French veteran wins unique Rolex Fastnet Race
Published on September 16, 2015 by admin · No Comments
Daniel Foster
A record-sized fleet of 356 boats set off on 16 August to compete in this year’s Rolex Fastnet Race – the 46th instalment of the event. The biennial race, and its organisers, the Royal Ocean Racing Club, are both celebrating their 90th birthdays this year.
The Rolex Fastnet Race is deemed to be one of the toughest offshore yachting races as the winds in August tend to be strong to gale-force westerlies. But this doesn’t put people off, as the popularity of the Race is such that 300 boats signed up within just 24 minutes of the entry list opening in January this year.
The Race follows a mammoth 603 nautical mile course starting at the Royal Yacht Squadron in Cowes on the Isle of Wight. The yachts then follow the southern coastline of England westward down the English Channel, before rounding Land’s End. After crossing the Celtic Sea, the Race loops the Fastnet Rock off the southwest coast of Ireland before returning, via the Isles of Scilly, to cross the finishing line at Plymouth.
Route
The first Fastnet was raced 90 years ago in 1925 with only seven boats competing. Of the seven starters, two boats retired and one made such slow progress that there was no one awake to record her time when she crossed the finish line. Jolie Brise (now one of the most famous pilot cutters in the world) won that inaugural race in 6 days, 14hrs and 45mins. Jolie Brise was built in 1913 and has won the Fastnet three times, the only boat to have done so in its 90 year history.
The stiff westerlies that tend to accompany the race are certainly nothing to scoff at. In 2007, the weather was so bad that no less than 207 out of the 271 boats competing retired – that’s over 76% of the field. This year, by contrast, the weather forecast was for light winds, and a high pressure over the Celtic Sea saw the wind drop altogether for most of the first two days leaving a lot of the fleet becalmed between the Lizard and the Scilly Isles.
Daniel Foster
The overall winner of the 2015 Rolex Fastnet Race was veteran Géry Trentesaux sailing in 35ft Courrier Du Leon with his exceptional six-person crew. The win was made all the more remarkable as at the beginning of the race she crossed the starting line too early and had to make her way back on a fast ebbing tide, losing 40 minutes before she’d even set off.
This is Trentesaux’s 13th time racing in the Fastnet, following his first attempt in 1977. He said of his victory, “When I was young, the Fastnet was the biggest, most unique race in the world so racing it at 18 was fabulous. Things have changed a lot over 40 years but this will be a very great memory, one of the very best of my sailing career.
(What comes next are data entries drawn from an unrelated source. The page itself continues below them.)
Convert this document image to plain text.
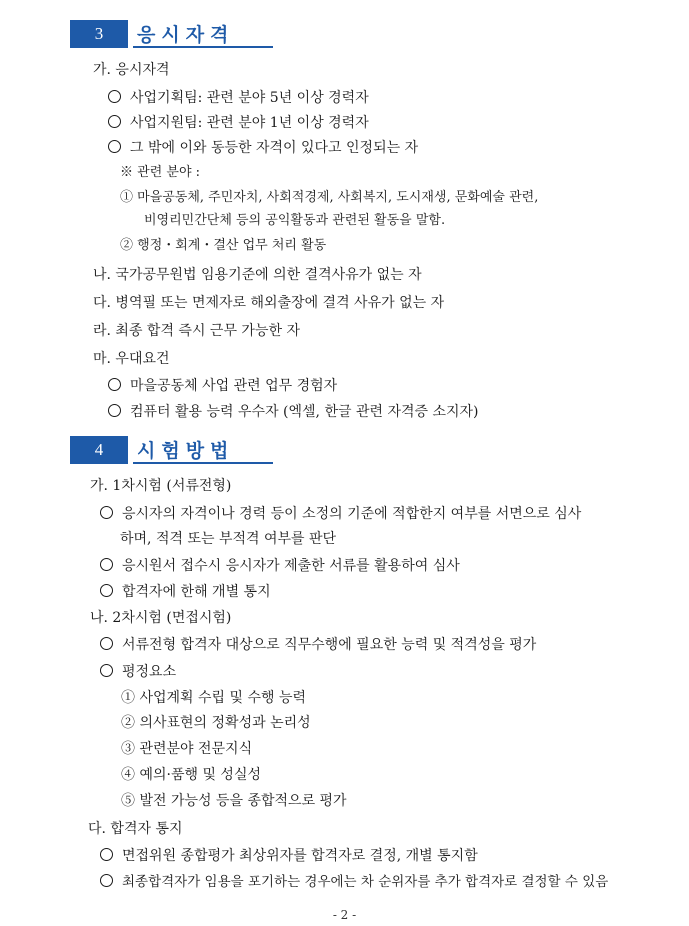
3	응시자격
가. 응시자격
사업기획팀: 관련 분야 5년 이상 경력자
사업지원팀: 관련 분야 1년 이상 경력자
그 밖에 이와 동등한 자격이 있다고 인정되는 자
※ 관련 분야 :
① 마을공동체, 주민자치, 사회적경제, 사회복지, 도시재생, 문화예술 관련,
비영리민간단체 등의 공익활동과 관련된 활동을 말함.
② 행정・회계・결산 업무 처리 활동
나. 국가공무원법 임용기준에 의한 결격사유가 없는 자
다. 병역필 또는 면제자로 해외출장에 결격 사유가 없는 자
라. 최종 합격 즉시 근무 가능한 자
마. 우대요건
마을공동체 사업 관련 업무 경험자
컴퓨터 활용 능력 우수자 (엑셀, 한글 관련 자격증 소지자)
4	시험방법
가. 1차시험 (서류전형)
응시자의 자격이나 경력 등이 소정의 기준에 적합한지 여부를 서면으로 심사
하며, 적격 또는 부적격 여부를 판단
응시원서 접수시 응시자가 제출한 서류를 활용하여 심사
합격자에 한해 개별 통지
나. 2차시험 (면접시험)
서류전형 합격자 대상으로 직무수행에 필요한 능력 및 적격성을 평가
평정요소
① 사업계획 수립 및 수행 능력
② 의사표현의 정확성과 논리성
③ 관련분야 전문지식
④ 예의·품행 및 성실성
⑤ 발전 가능성 등을 종합적으로 평가
다. 합격자 통지
면접위원 종합평가 최상위자를 합격자로 결정, 개별 통지함
최종합격자가 임용을 포기하는 경우에는 차 순위자를 추가 합격자로 결정할 수 있음
- 2 -
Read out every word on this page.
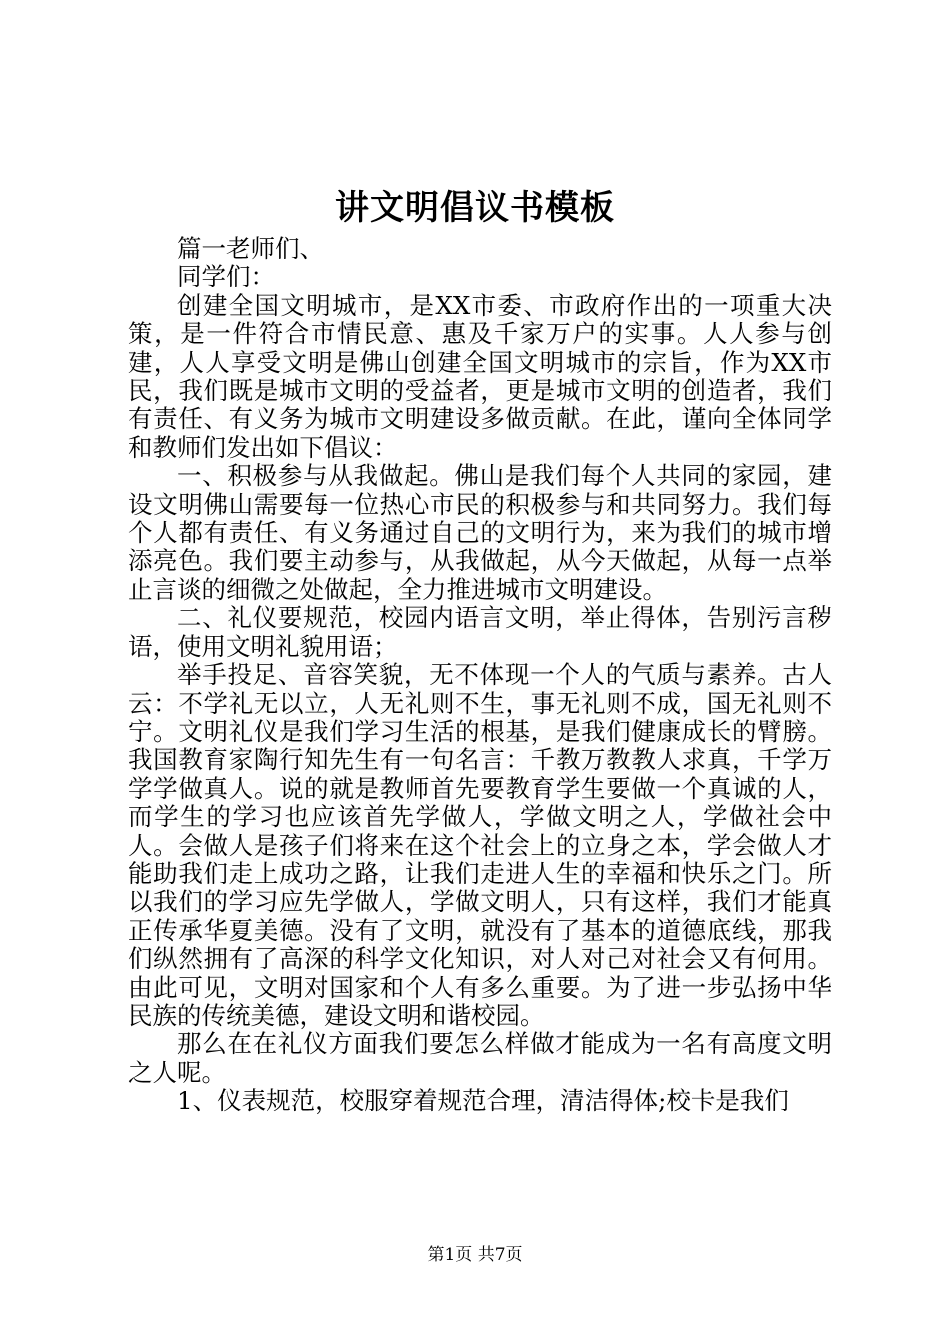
讲文明倡议书模板

篇一老师们、

同学们：

创建全国文明城市，是XX市委、市政府作出的一项重大决策，是一件符合市情民意、惠及千家万户的实事。人人参与创建，人人享受文明是佛山创建全国文明城市的宗旨，作为XX市民，我们既是城市文明的受益者，更是城市文明的创造者，我们有责任、有义务为城市文明建设多做贡献。在此，谨向全体同学和教师们发出如下倡议：

一、积极参与从我做起。佛山是我们每个人共同的家园，建设文明佛山需要每一位热心市民的积极参与和共同努力。我们每个人都有责任、有义务通过自己的文明行为，来为我们的城市增添亮色。我们要主动参与，从我做起，从今天做起，从每一点举止言谈的细微之处做起，全力推进城市文明建设。

二、礼仪要规范，校园内语言文明，举止得体，告别污言秽语，使用文明礼貌用语；

举手投足、音容笑貌，无不体现一个人的气质与素养。古人云：不学礼无以立，人无礼则不生，事无礼则不成，国无礼则不宁。文明礼仪是我们学习生活的根基，是我们健康成长的臂膀。我国教育家陶行知先生有一句名言：千教万教教人求真，千学万学学做真人。说的就是教师首先要教育学生要做一个真诚的人，而学生的学习也应该首先学做人，学做文明之人，学做社会中人。会做人是孩子们将来在这个社会上的立身之本，学会做人才能助我们走上成功之路，让我们走进人生的幸福和快乐之门。所以我们的学习应先学做人，学做文明人，只有这样，我们才能真正传承华夏美德。没有了文明，就没有了基本的道德底线，那我们纵然拥有了高深的科学文化知识，对人对己对社会又有何用。由此可见，文明对国家和个人有多么重要。为了进一步弘扬中华民族的传统美德，建设文明和谐校园。

那么在在礼仪方面我们要怎么样做才能成为一名有高度文明之人呢。

1、仪表规范，校服穿着规范合理，清洁得体;校卡是我们

第1页 共7页
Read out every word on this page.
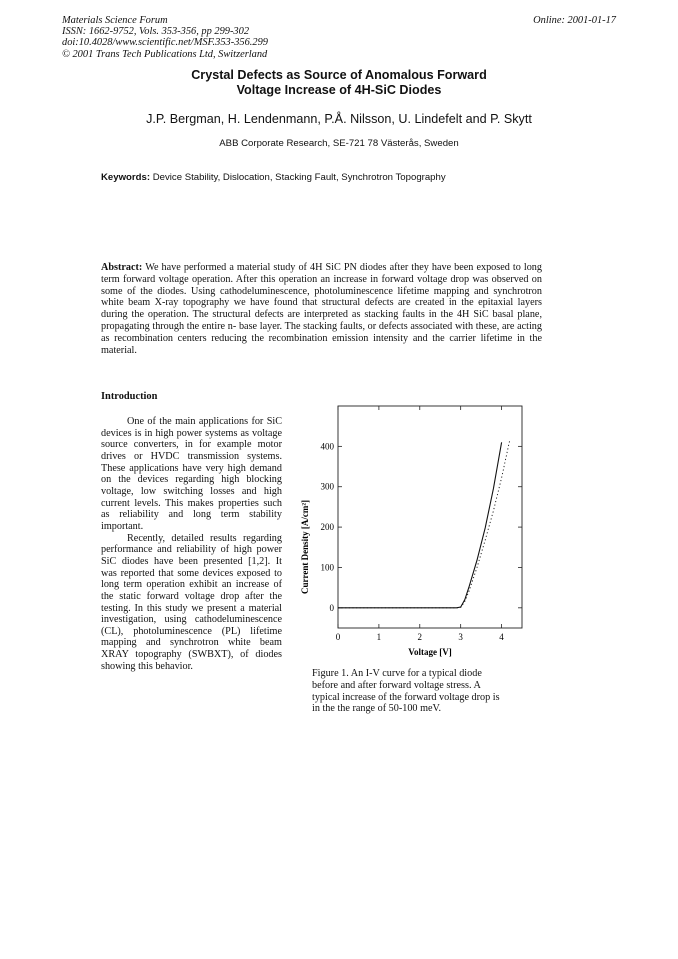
Materials Science Forum
ISSN: 1662-9752, Vols. 353-356, pp 299-302
doi:10.4028/www.scientific.net/MSF.353-356.299
© 2001 Trans Tech Publications Ltd, Switzerland
Online: 2001-01-17
Crystal Defects as Source of Anomalous Forward
Voltage Increase of 4H-SiC Diodes
J.P. Bergman, H. Lendenmann, P.Å. Nilsson, U. Lindefelt and P. Skytt
ABB Corporate Research, SE-721 78 Västerås, Sweden
Keywords: Device Stability, Dislocation, Stacking Fault, Synchrotron Topography
Abstract: We have performed a material study of 4H SiC PN diodes after they have been exposed to long term forward voltage operation. After this operation an increase in forward voltage drop was observed on some of the diodes. Using cathodeluminescence, photoluminescence lifetime mapping and synchrotron white beam X-ray topography we have found that structural defects are created in the epitaxial layers during the operation. The structural defects are interpreted as stacking faults in the 4H SiC basal plane, propagating through the entire n- base layer. The stacking faults, or defects associated with these, are acting as recombination centers reducing the recombination emission intensity and the carrier lifetime in the material.
Introduction

One of the main applications for SiC devices is in high power systems as voltage source converters, in for example motor drives or HVDC transmission systems. These applications have very high demand on the devices regarding high blocking voltage, low switching losses and high current levels. This makes properties such as reliability and long term stability important.

Recently, detailed results regarding performance and reliability of high power SiC diodes have been presented [1,2]. It was reported that some devices exposed to long term operation exhibit an increase of the static forward voltage drop after the testing. In this study we present a material investigation, using cathodeluminescence (CL), photoluminescence (PL) lifetime mapping and synchrotron white beam XRAY topography (SWBXT), of diodes showing this behavior.

0
100
200
300
400
0	1	2	3	4
Voltage [V]
Current Density [A/cm²]
Figure 1. An I-V curve for a typical diode before and after forward voltage stress. A typical increase of the forward voltage drop is in the the range of 50-100 meV.
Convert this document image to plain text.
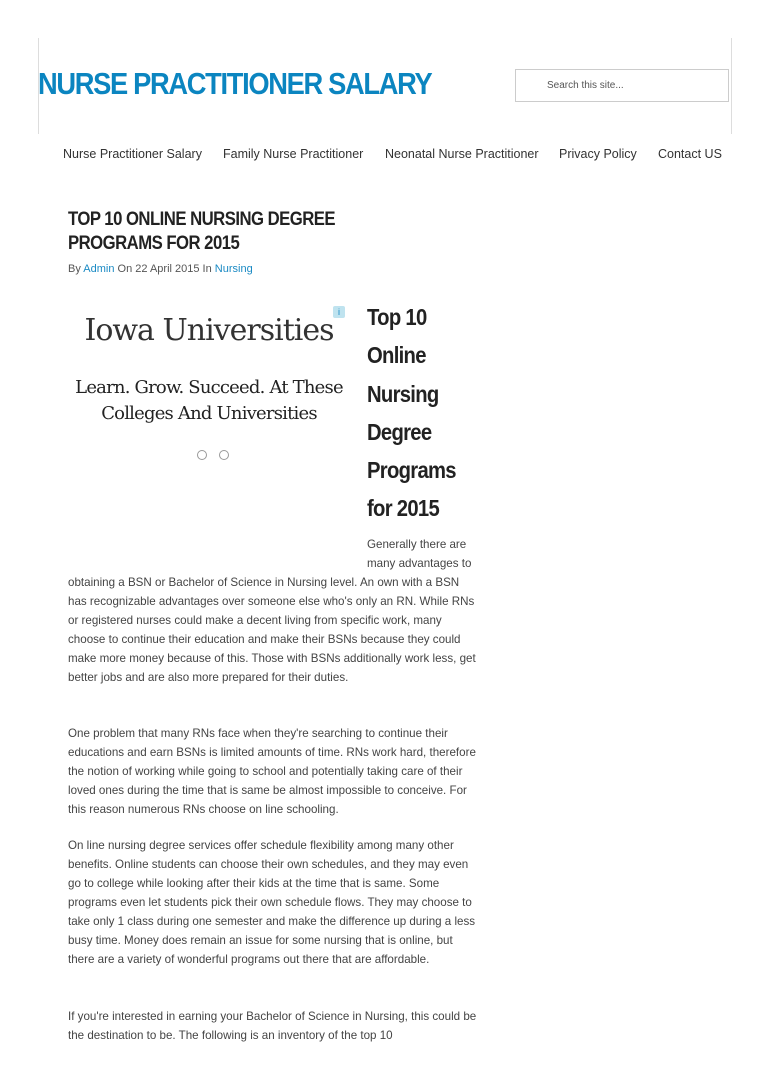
NURSE PRACTITIONER SALARY	Search this site...
Nurse Practitioner Salary Family Nurse Practitioner Neonatal Nurse Practitioner Privacy Policy Contact US
TOP 10 ONLINE NURSING DEGREE PROGRAMS FOR 2015
By Admin On 22 April 2015 In Nursing
i
Iowa Universities
Learn. Grow. Succeed. At These Colleges And Universities
Top 10 Online Nursing Degree Programs for 2015
Generally there are many advantages to
obtaining a BSN or Bachelor of Science in Nursing level. An own with a BSN has recognizable advantages over someone else who's only an RN. While RNs or registered nurses could make a decent living from specific work, many choose to continue their education and make their BSNs because they could make more money because of this. Those with BSNs additionally work less, get better jobs and are also more prepared for their duties.
One problem that many RNs face when they're searching to continue their educations and earn BSNs is limited amounts of time. RNs work hard, therefore the notion of working while going to school and potentially taking care of their loved ones during the time that is same be almost impossible to conceive. For this reason numerous RNs choose on line schooling.
On line nursing degree services offer schedule flexibility among many other benefits. Online students can choose their own schedules, and they may even go to college while looking after their kids at the time that is same. Some programs even let students pick their own schedule flows. They may choose to take only 1 class during one semester and make the difference up during a less busy time. Money does remain an issue for some nursing that is online, but there are a variety of wonderful programs out there that are affordable.
If you're interested in earning your Bachelor of Science in Nursing, this could be the destination to be. The following is an inventory of the top 10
It is incredible to win this mythic race.”
Trentesaux’s compatriots also did well this year with France claiming seven of the top ten spots under IRC this year.
Multihull line honours was claimed by the favourite – 131ft Swiss trimaran Spindrift 2. The monohull race was a photo finish with the 100ft Maxi Comanche from the United States pipping fellow American yacht Rambler at the post by a mere four minutes.
Kurt Arrigo
Comanche’s skipper, Ken Read, said, “It was honestly one of the most bizarre races I’ve ever been in in my life – starts and stops and people being left behind for dead and then all of a sudden they are sailing around you. It was phenomenal.”
The 47th edition of the Rolex Fastnet Race will be held in August 2017, with the entry list opening in January. Don’t forget to make a note in your diaries if you want to enter as it’s sure to be a sell out.